Two weeks of paternity leave places Britain firmly near the bottom of fatherly league tables. It’s time to extend it, writes Cameron Smith
After months of nervous anticipation for your first child’s arrival, the best-laid plans often go awry.
As a new dad, you’ll listen closely to the birth plan your partner carefully arranges with midwives. You’ll prepare to leave work at a moment’s notice with the pretence of an orderly handover. And you’ll tentatively agree to plans with excited family members eager to meet the new addition. But mostly, you’re flying blind, with no real clue what you’re in for.
All that’s manageable. However, the lack of time quickly becomes apparent once your child is on the way and exhausting parenthood beckons. As soon as the clock starts on your short paternity leave, the idea that you can help your partner through the birth, assist her recovery and settle the baby at home in just a few weeks becomes increasingly absurd.
By right, dads are entitled to two weeks of paid paternity leave in the UK. I was lucky, and my employer gave me three despite me being legally entitled to nothing as a new hire. Fewer than a third of dads have access to enhanced paternity rights from their employer, and half of them still only managed to take two weeks, according to Pregnant Then Screwed. YouGov shows that fewer than a fifth of Brits think two weeks or less of paternity leave is enough for new dads. They’re right.
Our inadequate parental employment rights do not recognise the role of dads in those precious few weeks. You are needed as an advocate for your partner in the hospital. You are needed to support her recovery afterwards, which is rarely quick or straightforward. Your newborn needs you as well for everything. And you need time to settle into fatherhood, but this last need is generally forgotten by all, including yourself, in the rush to do everything else.
Most of all, you need time for things to go wrong because they will, as many new parents will attest. I spent the first week of my leave sleeping in the hospital, moving between my wife’s bed and my daughter’s incubator. It wasn’t planned; both were healthy prior, but the birth was long and tricky.
Not long after, my partner and I attempted to sleep for the first time in two days. Only two hours later, still with barely any sleep, we were told our baby’s oxygen levels were too low and she needed to be swiftly admitted to special care. So began a week of treatment against suspected pneumonia while my wife was treated preventatively against sepsis. Both were thankfully fine – one of the medicine miracles we should all be thankful for. Childbirth has never been safer for mother and child, but still far from easy.
However, the lack of adequate paternity leave is one small part of a much bigger problem; it’s too difficult and expensive to start and grow families in Britain today. With housing costs extortionate, making it difficult to live near family for support, and childcare costing as much as a second mortgage, people feel priced out of parenthood.
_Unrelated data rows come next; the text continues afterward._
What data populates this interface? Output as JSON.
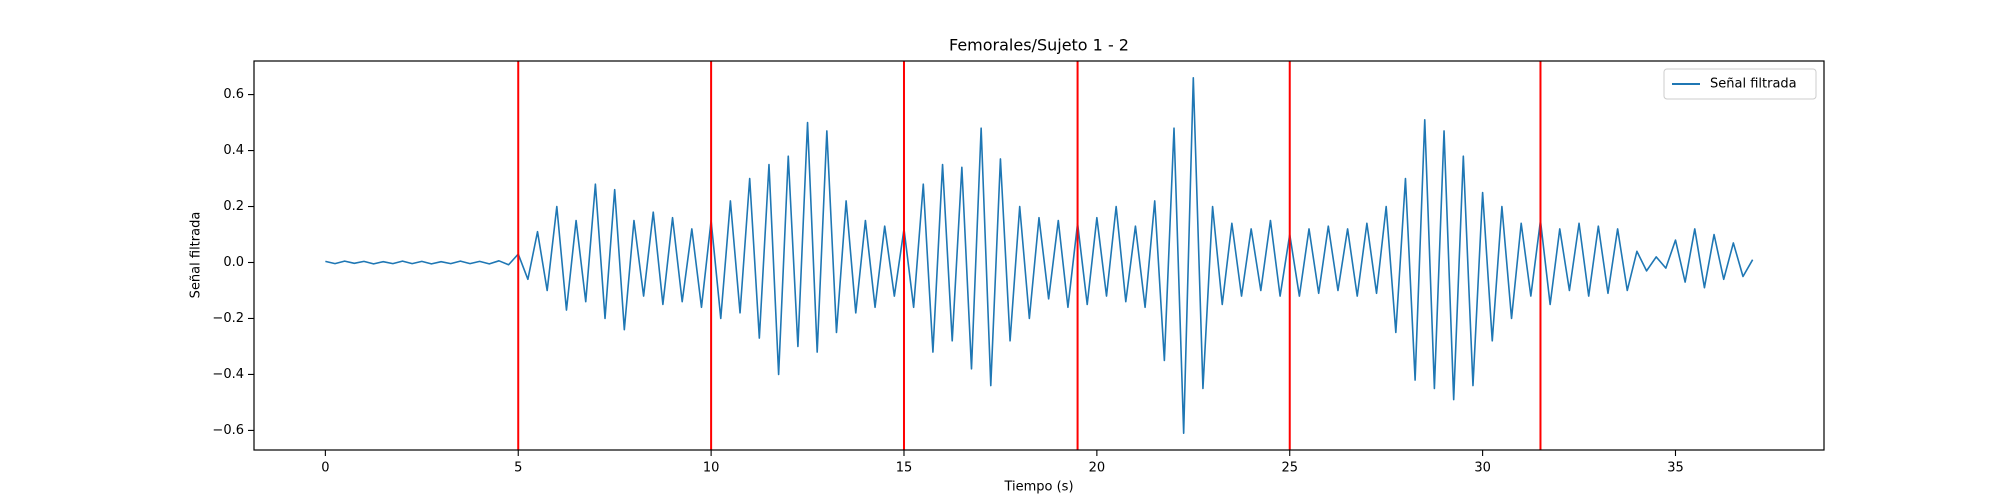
{
  "chart_data": {
    "type": "line",
    "title": "Femorales/Sujeto 1 - 2",
    "xlabel": "Tiempo (s)",
    "ylabel": "Señal filtrada",
    "x": [
      0,
      0.25,
      0.5,
      0.75,
      1,
      1.25,
      1.5,
      1.75,
      2,
      2.25,
      2.5,
      2.75,
      3,
      3.25,
      3.5,
      3.75,
      4,
      4.25,
      4.5,
      4.75,
      5,
      5.25,
      5.5,
      5.75,
      6,
      6.25,
      6.5,
      6.75,
      7,
      7.25,
      7.5,
      7.75,
      8,
      8.25,
      8.5,
      8.75,
      9,
      9.25,
      9.5,
      9.75,
      10,
      10.25,
      10.5,
      10.75,
      11,
      11.25,
      11.5,
      11.75,
      12,
      12.25,
      12.5,
      12.75,
      13,
      13.25,
      13.5,
      13.75,
      14,
      14.25,
      14.5,
      14.75,
      15,
      15.25,
      15.5,
      15.75,
      16,
      16.25,
      16.5,
      16.75,
      17,
      17.25,
      17.5,
      17.75,
      18,
      18.25,
      18.5,
      18.75,
      19,
      19.25,
      19.5,
      19.75,
      20,
      20.25,
      20.5,
      20.75,
      21,
      21.25,
      21.5,
      21.75,
      22,
      22.25,
      22.5,
      22.75,
      23,
      23.25,
      23.5,
      23.75,
      24,
      24.25,
      24.5,
      24.75,
      25,
      25.25,
      25.5,
      25.75,
      26,
      26.25,
      26.5,
      26.75,
      27,
      27.25,
      27.5,
      27.75,
      28,
      28.25,
      28.5,
      28.75,
      29,
      29.25,
      29.5,
      29.75,
      30,
      30.25,
      30.5,
      30.75,
      31,
      31.25,
      31.5,
      31.75,
      32,
      32.25,
      32.5,
      32.75,
      33,
      33.25,
      33.5,
      33.75,
      34,
      34.25,
      34.5,
      34.75,
      35,
      35.25,
      35.5,
      35.75,
      36,
      36.25,
      36.5,
      36.75,
      37
    ],
    "series": [
      {
        "name": "Señal filtrada",
        "color": "#1f77b4",
        "values": [
          0.004,
          -0.004,
          0.005,
          -0.003,
          0.004,
          -0.005,
          0.003,
          -0.004,
          0.005,
          -0.004,
          0.004,
          -0.005,
          0.003,
          -0.004,
          0.005,
          -0.004,
          0.004,
          -0.005,
          0.006,
          -0.008,
          0.03,
          -0.06,
          0.11,
          -0.1,
          0.2,
          -0.17,
          0.15,
          -0.14,
          0.28,
          -0.2,
          0.26,
          -0.24,
          0.15,
          -0.12,
          0.18,
          -0.15,
          0.16,
          -0.14,
          0.12,
          -0.16,
          0.15,
          -0.2,
          0.22,
          -0.18,
          0.3,
          -0.27,
          0.35,
          -0.4,
          0.38,
          -0.3,
          0.5,
          -0.32,
          0.47,
          -0.25,
          0.22,
          -0.18,
          0.15,
          -0.16,
          0.13,
          -0.12,
          0.12,
          -0.16,
          0.28,
          -0.32,
          0.35,
          -0.28,
          0.34,
          -0.38,
          0.48,
          -0.44,
          0.37,
          -0.28,
          0.2,
          -0.2,
          0.16,
          -0.13,
          0.15,
          -0.16,
          0.14,
          -0.15,
          0.16,
          -0.12,
          0.2,
          -0.14,
          0.13,
          -0.16,
          0.22,
          -0.35,
          0.48,
          -0.61,
          0.66,
          -0.45,
          0.2,
          -0.15,
          0.14,
          -0.12,
          0.12,
          -0.1,
          0.15,
          -0.12,
          0.1,
          -0.12,
          0.12,
          -0.11,
          0.13,
          -0.1,
          0.12,
          -0.12,
          0.14,
          -0.11,
          0.2,
          -0.25,
          0.3,
          -0.42,
          0.51,
          -0.45,
          0.47,
          -0.49,
          0.38,
          -0.44,
          0.25,
          -0.28,
          0.2,
          -0.2,
          0.14,
          -0.12,
          0.15,
          -0.15,
          0.12,
          -0.1,
          0.14,
          -0.12,
          0.13,
          -0.11,
          0.12,
          -0.1,
          0.04,
          -0.03,
          0.02,
          -0.02,
          0.08,
          -0.07,
          0.12,
          -0.09,
          0.1,
          -0.06,
          0.07,
          -0.05,
          0.01
        ]
      }
    ],
    "vlines": [
      5,
      10,
      15,
      19.5,
      25,
      31.5
    ],
    "vline_color": "#ff0000",
    "xlim": [
      -1.85,
      38.85
    ],
    "ylim": [
      -0.67,
      0.72
    ],
    "xticks": [
      0,
      5,
      10,
      15,
      20,
      25,
      30,
      35
    ],
    "yticks": [
      {
        "value": -0.6,
        "label": "−0.6"
      },
      {
        "value": -0.4,
        "label": "−0.4"
      },
      {
        "value": -0.2,
        "label": "−0.2"
      },
      {
        "value": 0.0,
        "label": "0.0"
      },
      {
        "value": 0.2,
        "label": "0.2"
      },
      {
        "value": 0.4,
        "label": "0.4"
      },
      {
        "value": 0.6,
        "label": "0.6"
      }
    ],
    "legend": "upper right",
    "grid": false
  }
}
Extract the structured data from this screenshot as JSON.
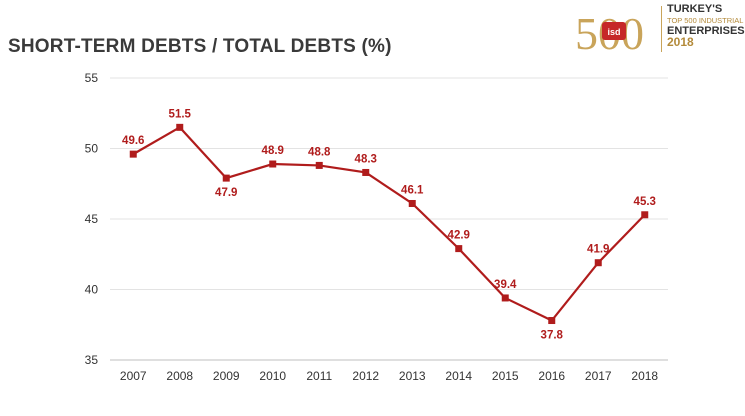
{
  "header": {
    "title": "SHORT-TERM DEBTS / TOTAL DEBTS (%)"
  },
  "logo": {
    "number": "500",
    "badge": "isd",
    "line1": "TURKEY'S",
    "line2": "TOP 500 INDUSTRIAL",
    "line3": "ENTERPRISES",
    "line4": "2018",
    "colors": {
      "gold": "#c9a45a",
      "red": "#c62828"
    }
  },
  "chart_data": {
    "type": "line",
    "title": "SHORT-TERM DEBTS / TOTAL DEBTS (%)",
    "xlabel": "",
    "ylabel": "",
    "categories": [
      "2007",
      "2008",
      "2009",
      "2010",
      "2011",
      "2012",
      "2013",
      "2014",
      "2015",
      "2016",
      "2017",
      "2018"
    ],
    "series": [
      {
        "values": [
          49.6,
          51.5,
          47.9,
          48.9,
          48.8,
          48.3,
          46.1,
          42.9,
          39.4,
          37.8,
          41.9,
          45.3
        ]
      }
    ],
    "data_labels": [
      "49.6",
      "51.5",
      "47.9",
      "48.9",
      "48.8",
      "48.3",
      "46.1",
      "42.9",
      "39.4",
      "37.8",
      "41.9",
      "45.3"
    ],
    "ylim": [
      35,
      55
    ],
    "yticks": [
      35,
      40,
      45,
      50,
      55
    ],
    "grid": true,
    "legend": "none",
    "colors": {
      "line": "#b01c1c",
      "grid": "#e3e3e3"
    }
  }
}
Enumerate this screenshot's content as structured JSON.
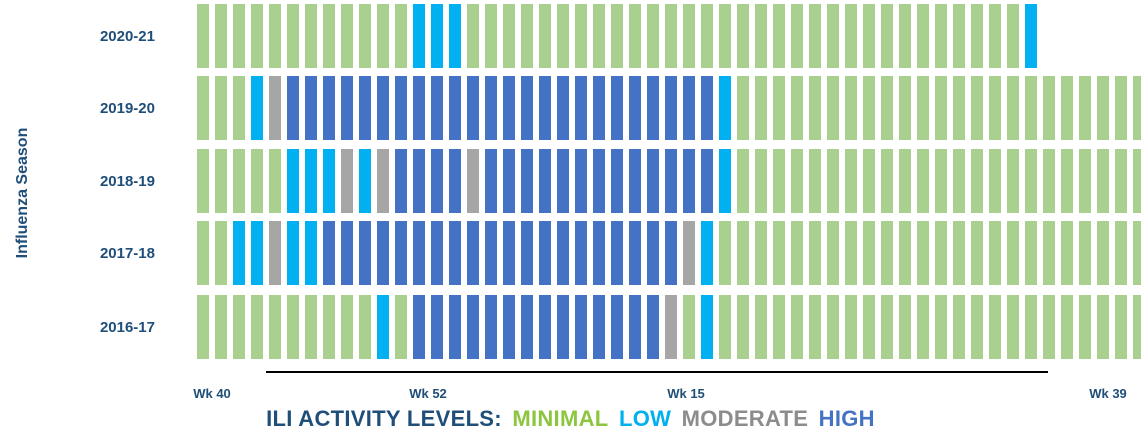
{
  "chart_data": {
    "type": "heatmap",
    "ylabel": "Influenza Season",
    "seasons": [
      "2020-21",
      "2019-20",
      "2018-19",
      "2017-18",
      "2016-17"
    ],
    "x_tick_labels": [
      "Wk 40",
      "Wk 52",
      "Wk 15",
      "Wk 39"
    ],
    "levels": {
      "minimal": {
        "label": "MINIMAL",
        "color": "#a9d08e"
      },
      "low": {
        "label": "LOW",
        "color": "#00b0f0"
      },
      "moderate": {
        "label": "MODERATE",
        "color": "#a6a6a6"
      },
      "high": {
        "label": "HIGH",
        "color": "#4472c4"
      }
    },
    "weekly_levels": {
      "2020-21": "MMMMMMMMMMMMLLLMMMMMMMMMMMMMMMMMMMMMMMMMMMMMMML",
      "2019-20": "MMMLDHHHHHHHHHHHHHHHHHHHHHHHHLMMMMMMMMMMMMMMMMMMMMMMMMMMMMMMMMMMMMMMMMMMMMMMMMMMMMMMMMMMMMMMMMMMMMMMMM",
      "2018-19": "MMMMMLLLDLDHHHHDHHHHHHHHHHHHHLMMMMMMMMMMMMMMMMMMMMMMMM",
      "2017-18": "MMLLDLLHHHHHHHHHHHHHHHHHHHHDLMMMMMMMMMMMMMMMMMMMMMMMMM",
      "2016-17": "MMMMMMMMMMLMHHHHHHHHHHHHHHDMLMMMMMMMMMMMMMMMMMMMMMMMMM"
    }
  },
  "legend": {
    "prefix": "ILI ACTIVITY LEVELS:",
    "minimal": "MINIMAL",
    "low": "LOW",
    "moderate": "MODERATE",
    "high": "HIGH",
    "prefix_color": "#1f4e79"
  }
}
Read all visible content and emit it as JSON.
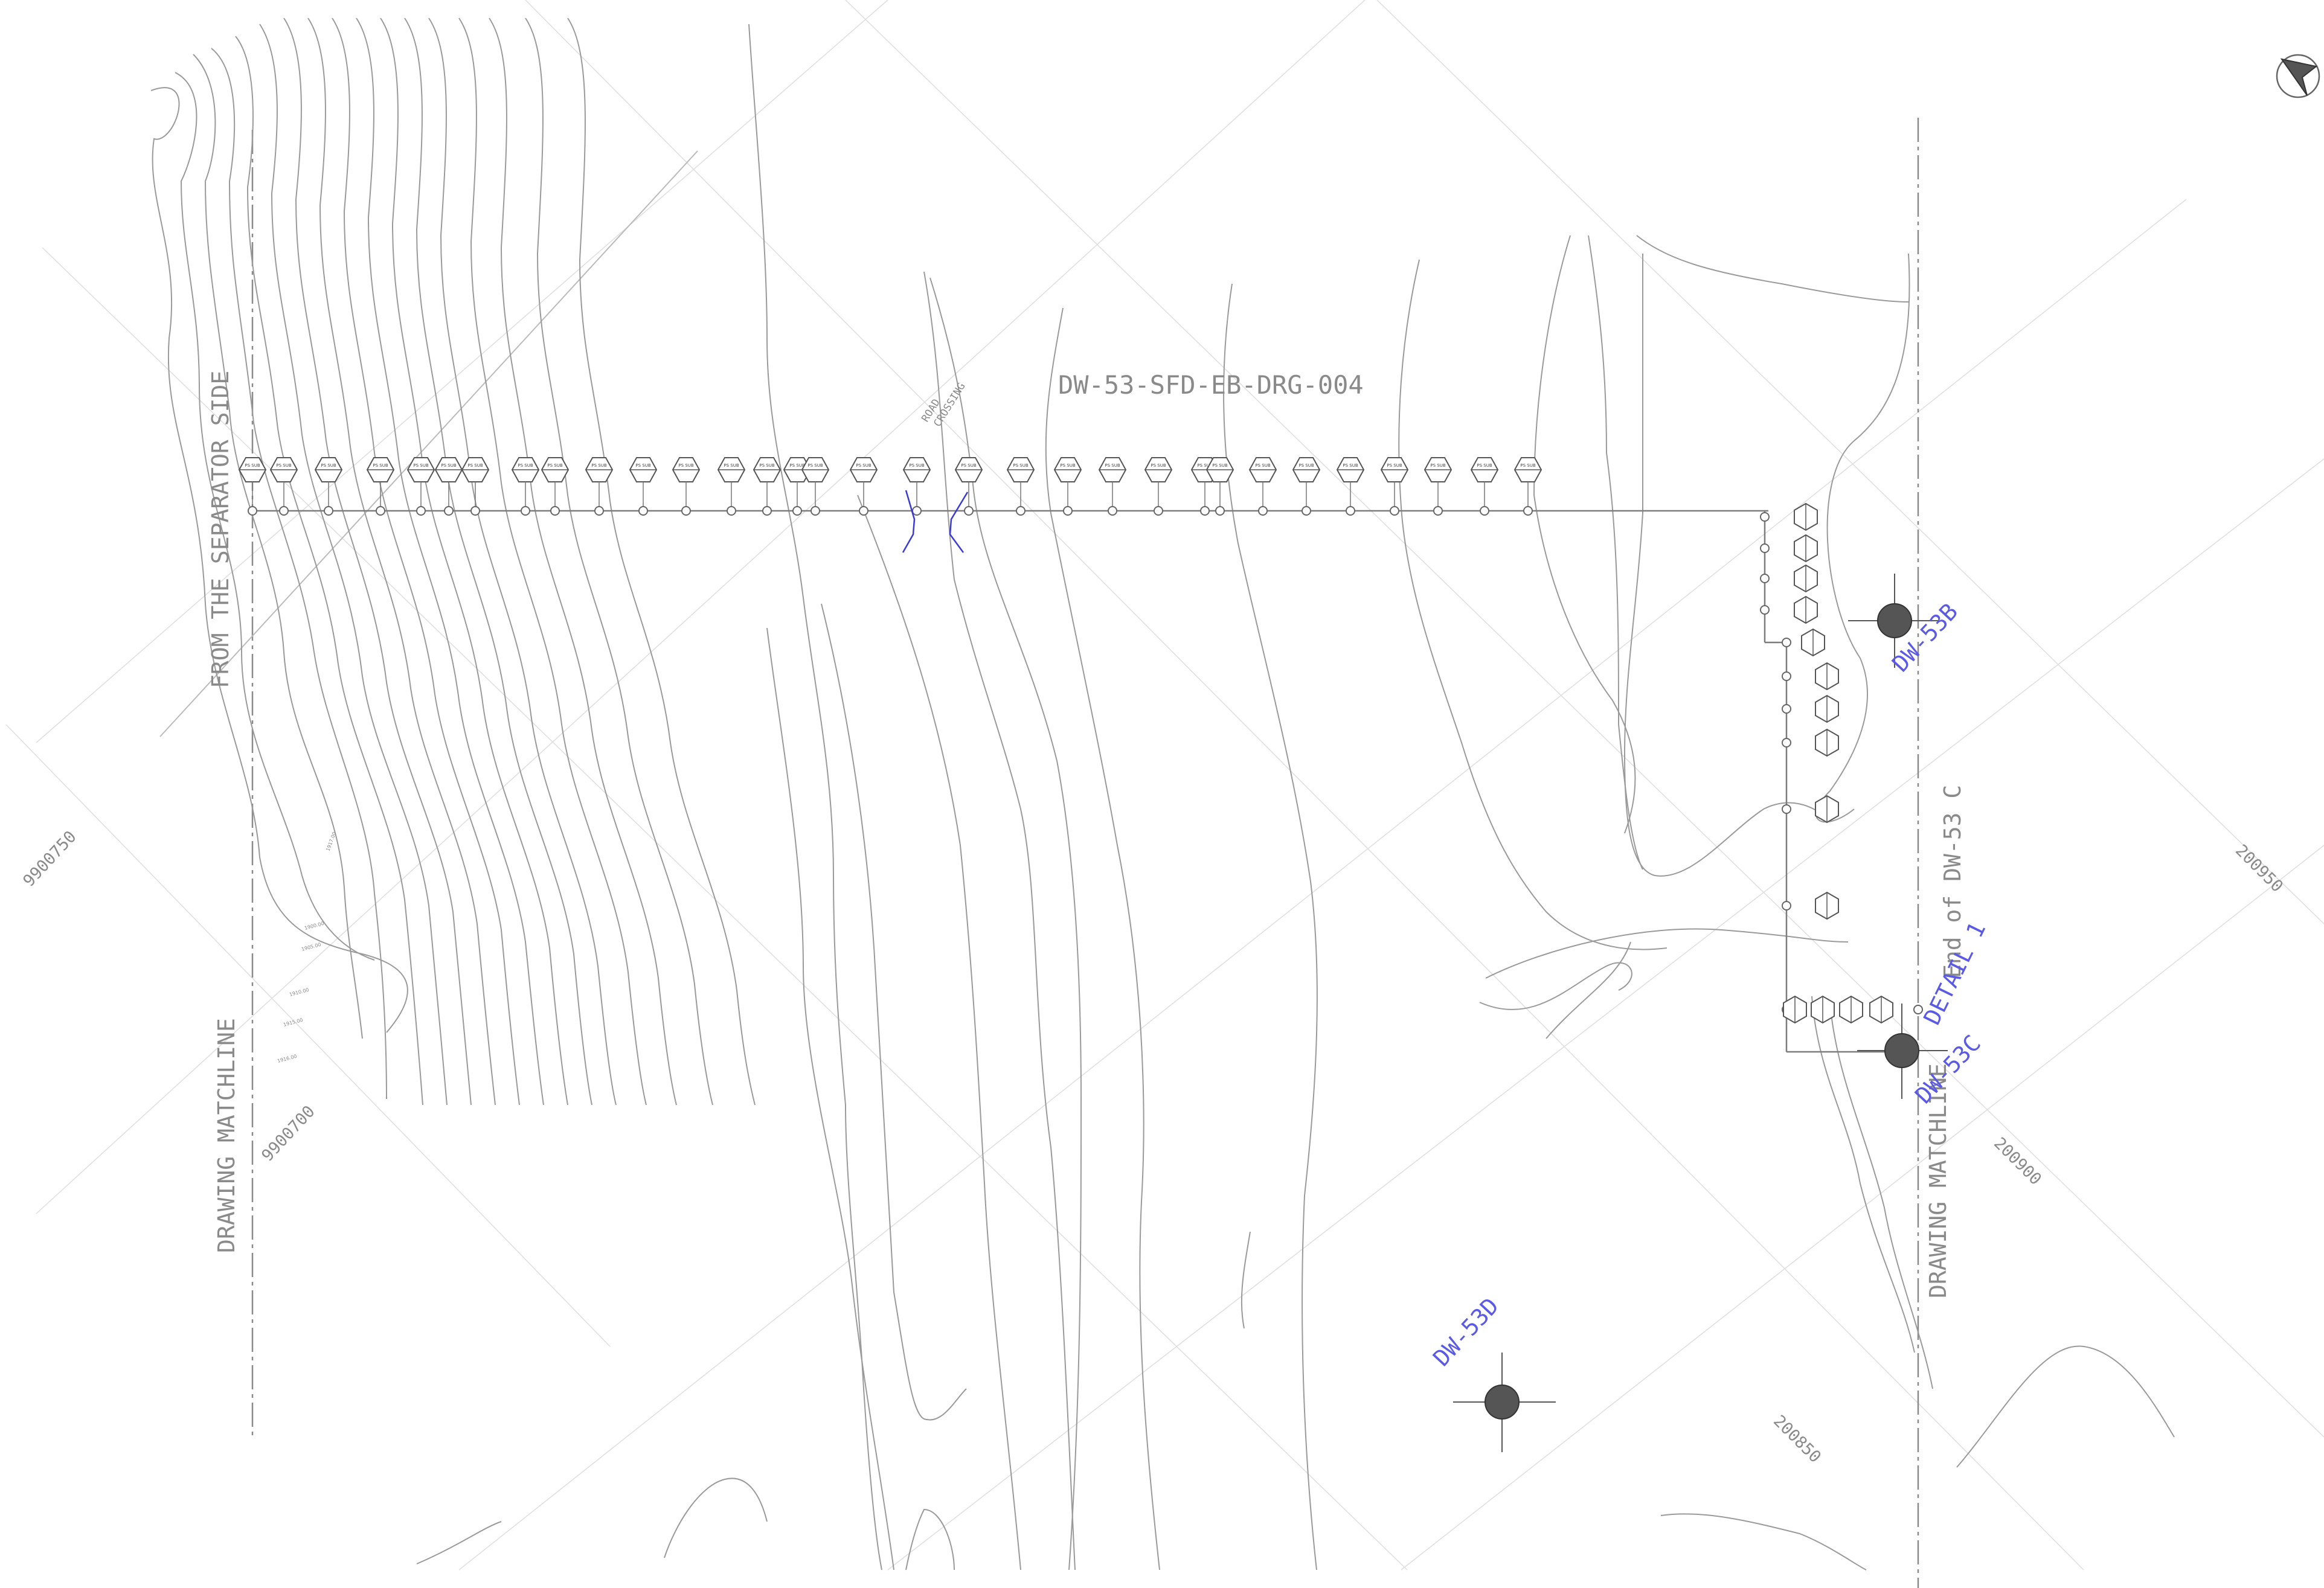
{
  "drawing": {
    "title_code": "DW-53-SFD-EB-DRG-004",
    "left_label_line1": "DRAWING MATCHLINE",
    "left_label_line2": "FROM THE SEPARATOR SIDE",
    "right_label_line1": "DRAWING MATCHLINE",
    "right_label_line2": "End of DW-53 C",
    "road_crossing_line1": "ROAD",
    "road_crossing_line2": "CROSSING",
    "detail_label": "DETAIL 1",
    "wells": [
      {
        "name": "DW-53B"
      },
      {
        "name": "DW-53C"
      },
      {
        "name": "DW-53D"
      }
    ],
    "grid_coordinates": {
      "northing_1": "9900750",
      "northing_2": "9900700",
      "easting_1": "200950",
      "easting_2": "200900",
      "easting_3": "200850"
    },
    "contour_labels": [
      "1900.00",
      "1905.00",
      "1910.00",
      "1915.00",
      "1916.00",
      "1917.00"
    ],
    "hex_marker_text_top": "PS SUB",
    "hex_marker_count": 32,
    "vertical_marker_count": 14,
    "north_arrow_symbol": "north-arrow-icon",
    "colors": {
      "contour": "#9a9a9a",
      "grid": "#dedede",
      "well": "#555555",
      "well_label": "#5a5ae6",
      "road": "#3a3ad6",
      "text": "#8a8a8a"
    }
  }
}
And our lacklustre parental employment rights, whether it’s short paternity leave, ungenerous maternity pay or restrictions on who is eligible, only make it seem more like a choice between a career and family for women. Younger dads like me who increasingly want to play a larger role in family life have neither the rights to do so nor the means to take unpaid leave, the only other option.
These challenges are why Britain has a growing birth gap between the number of children people have and want, and why we need a New Deal for Parents. It will require radical changes to our tax policies, social security system and parental employment rights. But a good place to start would be helping new dads be there right at the beginning for their partner and newborn by tripling paid statutory paternity leave to six weeks. It’s needed to end Britain’s place near the bottom of fatherly league tables, where dads here get two weeks, and a Spanish dad gets sixteen. And it would have made a world of difference to my growing family.